We conclude that our data suggest no evidence of ongoing star formation at the explosion site of PS1-12sk. However, we cannot rule out the possibility of low-level star formation possibly associated with a cooling flow in the host cluster or a tidal tail stripped from the nearest (~2 kpc distant) dwarf host galaxy candidate visible in the image above.
We discuss the constraints our observations place on possible progenitor channels for SNe Ibn.
We consider the massive star progenitor models put forward for SN 2006jc and past SNe Ibn, calling for WR or LBV stars with main sequences masses of ~17-100 solar masses. Such models seek to explain the extreme mass loss of the SN progenitor evidenced by the dense CSM and the LBV-like eruption which preceded by two years SN 2006jc. However, SNe commonly associated with massive stars (Type II core-collapse SNe) are extremely infrequent in red sequence cluster galaxies (only one is confirmed, discovered by the MENeaCS survey). This infrequency is compounded by the relative rates of SNe Ibn to SNe II (~1:100), which make it unlikely to find a SN Ibn in a red sequence cluster galaxy if their progenitors are very massive stars.
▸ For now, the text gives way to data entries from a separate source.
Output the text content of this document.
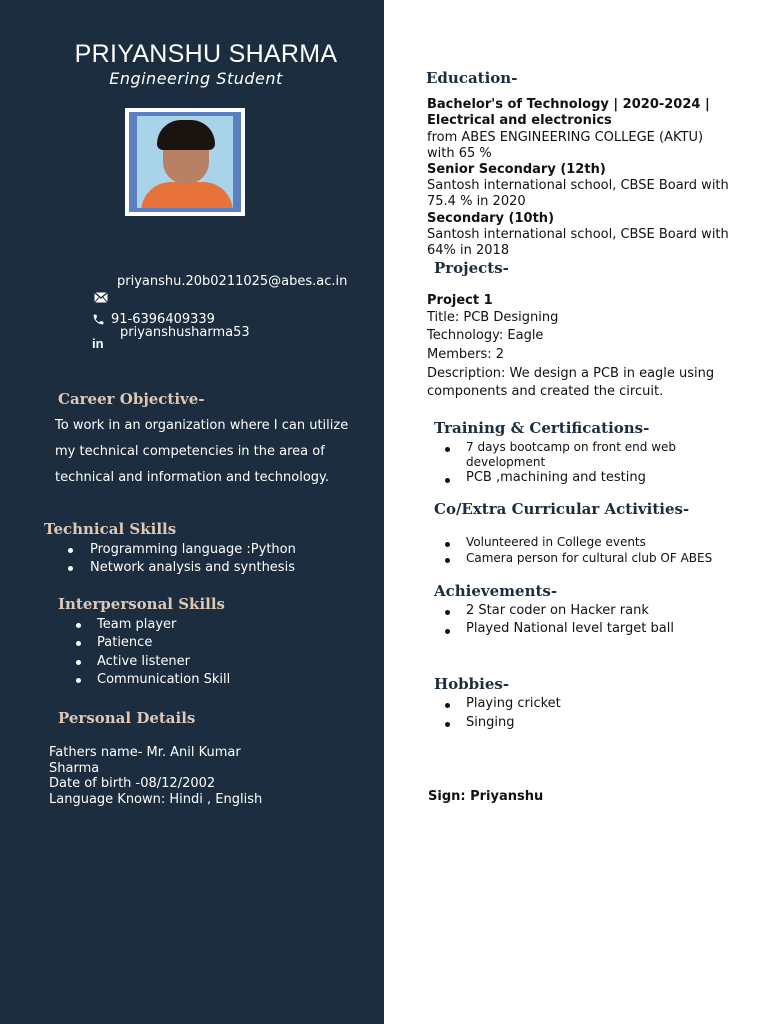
PRIYANSHU SHARMA
Engineering Student
priyanshu.20b0211025@abes.ac.in
91-6396409339
priyanshusharma53
in
Career Objective-
To work in an organization where I can utilize
my technical competencies in the area of
technical and information and technology.
Technical Skills
Programming language :Python
Network analysis and synthesis
Interpersonal Skills
Team player
Patience
Active listener
Communication Skill
Personal Details
Fathers name- Mr. Anil Kumar
Sharma
Date of birth -08/12/2002
Language Known: Hindi , English
Education-
Bachelor's of Technology | 2020-2024 |
Electrical and electronics
from ABES ENGINEERING COLLEGE (AKTU)
with 65 %
Senior Secondary (12th)
Santosh international school, CBSE Board with
75.4 % in 2020
Secondary (10th)
Santosh international school, CBSE Board with
64% in 2018
Projects-
Project 1
Title: PCB Designing
Technology: Eagle
Members: 2
Description: We design a PCB in eagle using
components and created the circuit.
Training & Certifications-
7 days bootcamp on front end web
development
PCB ,machining and testing
Co/Extra Curricular Activities-
Volunteered in College events
Camera person for cultural club OF ABES
Achievements-
2 Star coder on Hacker rank
Played National level target ball
Hobbies-
Playing cricket
Singing
Sign: Priyanshu
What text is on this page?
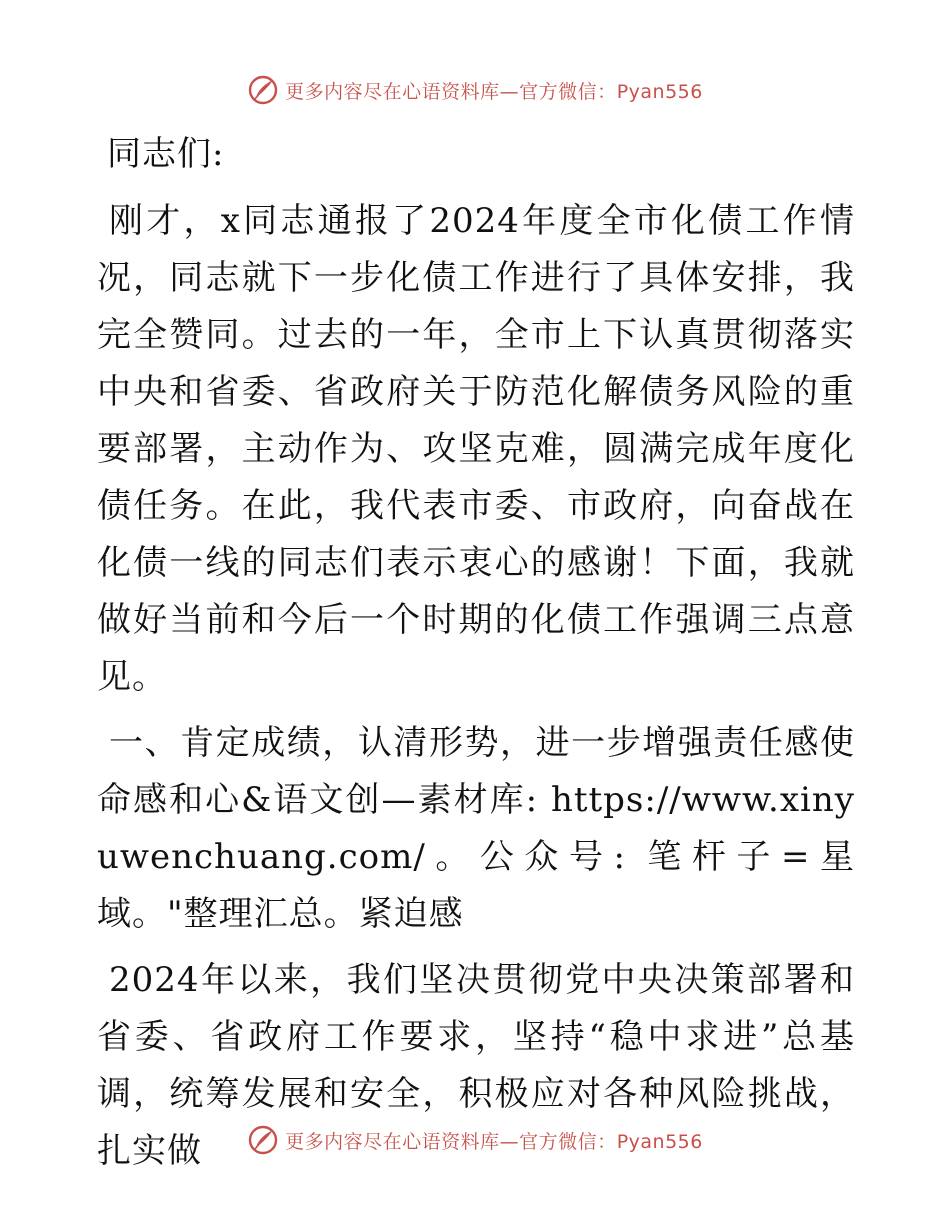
更多内容尽在心语资料库—官方微信：Pyan556

同志们:

刚才，x同志通报了2024年度全市化债工作情况，同志就下一步化债工作进行了具体安排，我完全赞同。过去的一年，全市上下认真贯彻落实中央和省委、省政府关于防范化解债务风险的重要部署，主动作为、攻坚克难，圆满完成年度化债任务。在此，我代表市委、市政府，向奋战在化债一线的同志们表示衷心的感谢！下面，我就做好当前和今后一个时期的化债工作强调三点意见。

一、肯定成绩，认清形势，进一步增强责任感使命感和心&语文创—素材库: https://www.xinyuwenchuang.com/。公众号: 笔杆子=星域。"整理汇总。紧迫感

2024年以来，我们坚决贯彻党中央决策部署和省委、省政府工作要求，坚持“稳中求进”总基调，统筹发展和安全，积极应对各种风险挑战，扎实做	更多内容尽在心语资料库—官方微信：Pyan556
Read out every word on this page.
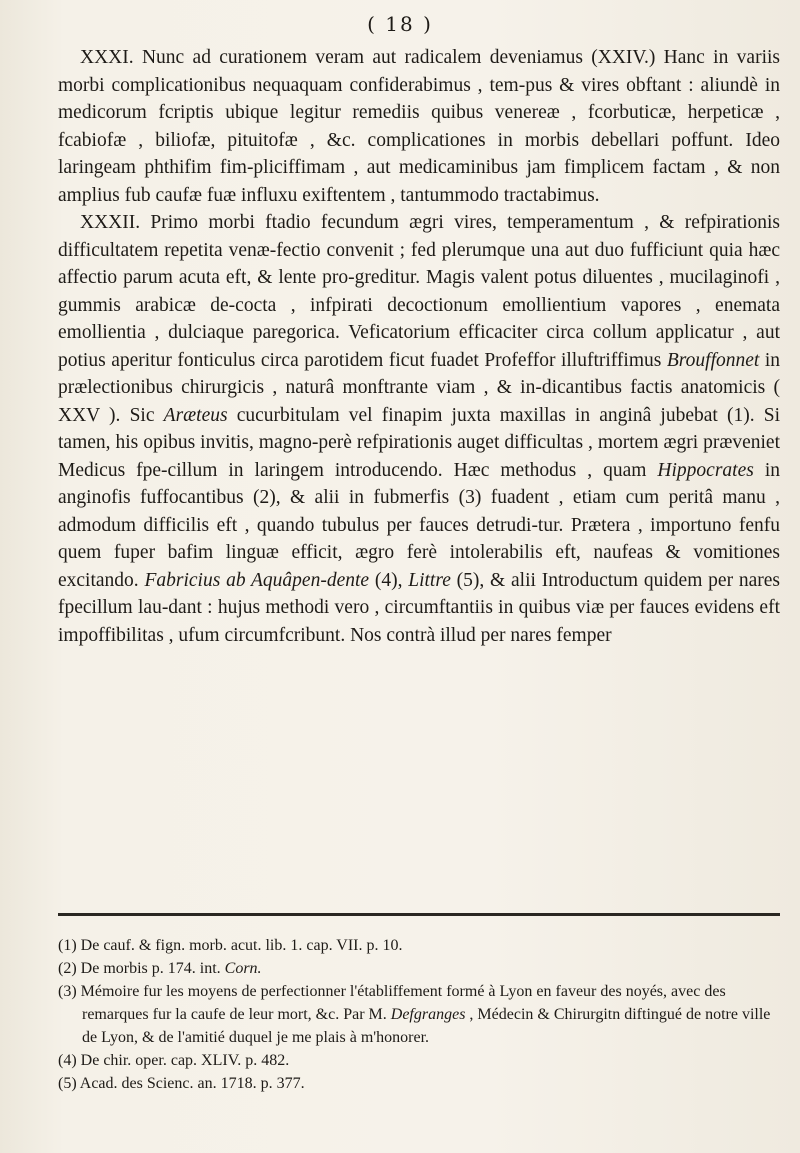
( 18 )

XXXI. Nunc ad curationem veram aut radicalem deveniamus (XXIV.) Hanc in variis morbi complicationibus nequaquam confiderabimus , tem-pus & vires obftant : aliundè in medicorum fcriptis ubique legitur remediis quibus venereæ , fcorbuticæ, herpeticæ , fcabiofæ , biliofæ, pituitofæ , &c. complicationes in morbis debellari poffunt. Ideo laringeam phthifim fim-pliciffimam , aut medicaminibus jam fimplicem factam , & non amplius fub caufæ fuæ influxu exiftentem , tantummodo tractabimus.

XXXII. Primo morbi ftadio fecundum ægri vires, temperamentum , & refpirationis difficultatem repetita venæ-fectio convenit ; fed plerumque una aut duo fufficiunt quia hæc affectio parum acuta eft, & lente pro-greditur. Magis valent potus diluentes , mucilaginofi , gummis arabicæ de-cocta , infpirati decoctionum emollientium vapores , enemata emollientia , dulciaque paregorica. Veficatorium efficaciter circa collum applicatur , aut potius aperitur fonticulus circa parotidem ficut fuadet Profeffor illuftriffimus Brouffonnet in prælectionibus chirurgicis , naturâ monftrante viam , & in-dicantibus factis anatomicis ( XXV ). Sic Aræteus cucurbitulam vel finapim juxta maxillas in anginâ jubebat (1). Si tamen, his opibus invitis, magno-perè refpirationis auget difficultas , mortem ægri præveniet Medicus fpe-cillum in laringem introducendo. Hæc methodus , quam Hippocrates in anginofis fuffocantibus (2), & alii in fubmerfis (3) fuadent , etiam cum peritâ manu , admodum difficilis eft , quando tubulus per fauces detrudi-tur. Prætera , importuno fenfu quem fuper bafim linguæ efficit, ægro ferè intolerabilis eft, naufeas & vomitiones excitando. Fabricius ab Aquâpen-dente (4), Littre (5), & alii Introductum quidem per nares fpecillum lau-dant : hujus methodi vero , circumftantiis in quibus viæ per fauces evidens eft impoffibilitas , ufum circumfcribunt. Nos contrà illud per nares femper

(1) De cauf. & fign. morb. acut. lib. 1. cap. VII. p. 10.

(2) De morbis p. 174. int. Corn.

(3) Mémoire fur les moyens de perfectionner l'établiffement formé à Lyon en faveur des noyés, avec des remarques fur la caufe de leur mort, &c. Par M. Defgranges , Médecin & Chirurgitn diftingué de notre ville de Lyon, & de l'amitié duquel je me plais à m'honorer.

(4) De chir. oper. cap. XLIV. p. 482.

(5) Acad. des Scienc. an. 1718. p. 377.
We therefore explore possible double degenerate progenitor channels for PS1-12sk that could produce SNe Ibn within an older stellar population. The bolometric energy radiated by the SN, if powered primarily by circumstellar interaction, suggests that as much as ~0.05 solar masses of He were ejected by the progenitor star within a few years before explosion. Additionally, the detection of an intermediate-width hydrogen emission feature in the SN suggests a significant fraction of H in the circumstellar material. These factors make it challenging to conceive a physically plausible degenerate progenitor model, constraining the mass range of the binary consituents and requiring evolution on the viscous timescale (a few years).